B.C. Housing, the ministry in charge of the grounds, will hold open houses on Thursday and Saturday to present and discuss plans for the future of the park-like surroundings of the facility, which for a century has been a crucible for the evolving attitudes about mental illness, the people who suffer from it and their treatment.

Housing Minister Rich Coleman said the province has no firm plans or preconceptions of what to do with the land; the open houses are meant to examine a range of options, from turning the historic site into a tech park to ensuring it remains a centre for care.

Update: B.C. to revive Riverview as an addiction and mental health treatment centre

"I think we'll see people talk about housing. I think we'll see people talk about a tech park type of thing that would attract jobs to Coquitlam," Mr. Coleman said. "I think we'll hear people talk about other health facilities [as well]."

Richard Stewart, mayor of Coquitlam, wants Riverview to remain a focal point for the treatment of mental illness, which he said his city has long embraced.

"We're a little unusual in that regard," Mr. Stewart said. "We want these facilities in our community."

Riverview opened a century ago, and by the 1950s, had about 5,000 patients from all over the province and almost as many staff.

Horrific treatments – methods once considered the norm – became the subject of lawsuits and government settlements. In an out-of-court settlement in 2005, the province awarded $450,000 to nine women who were forcibly sterilized there between 1940 and 1968.

The sterilizations were done after the province embraced eugenics, the belief that sterilization of the mentally ill, criminals and the poor was an acceptable measure to improve society.

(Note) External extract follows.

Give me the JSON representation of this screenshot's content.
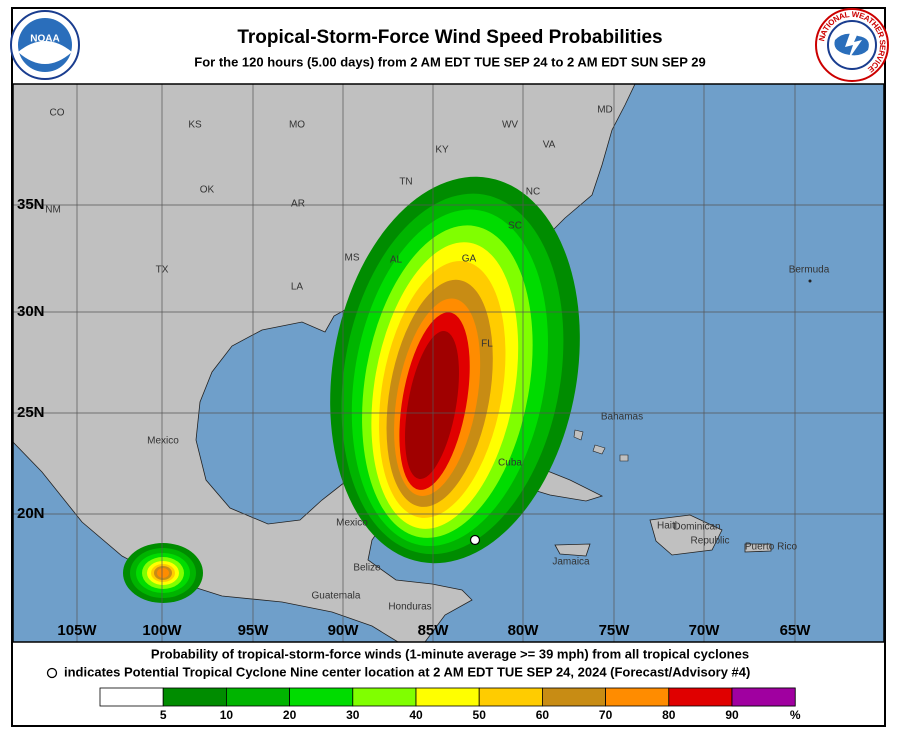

Treatment of mental illness shifted in the 1980s, and governments began moving patients from institutions into the community. Riverview was dismantled piece by piece over the next 30 years. Although a small, high-security psychiatric facility remains on the site, Riverview Hospital itself closed for good in 2012.

Many of the buildings on the site have tremendous heritage value. These buildings – along with an arboretum that has hundreds of tree species – give the grounds a park-like feel that many would like preserved. But some of them are falling into disrepair.

Mr. Stewart noted the grounds have been used for television and films, and he suggested expanding such activity could allow the site to generate revenue. TV shows shot at Riverview range from MacGyver to The X-Files and Battlestar Galactica.

Jane Duval, executive director of the B.C. Schizophrenia Society, wants Riverview to continue its involvement in mental-health care. She said that many of the people discharged in the move to deinstitutionalize are now on the streets of the Downtown Eastside, among other places, or in the criminal justice system.

"It's a huge scandal," she said. "One of these days, I think we'll look back on it, and it's going to be a very shameful incident in our past."

The Kwikwetlem First Nation claims the Riverview lands as part of its traditional territory. One of the nation's reserves is adjacent to the grounds, and archeological evidence shows human activity in the region as long as 8,000 years ago. Band administrator Dale Lessoway said he hopes plans for the site can strike a balance between health facilities, nature preservation and housing development.

"We'd like to see what's best for the land and for the community as a whole, including the [Kwikwetlem] nation," Mr. Lessoway said. "We want to see it done right, and with the assurance that our rights and titles as well as the archeological aspect of the land is respected."

But Ms. Duval is skeptical.

"Everybody wrings their hands about [mental health], but nobody seems to be able to do anything much about it," she said. "The resources are just never there. Every politician from every level of government I've ever talked to, municipal, provincial and federal, they all say, 'It's terrible, it's terrible.' But nobody does anything."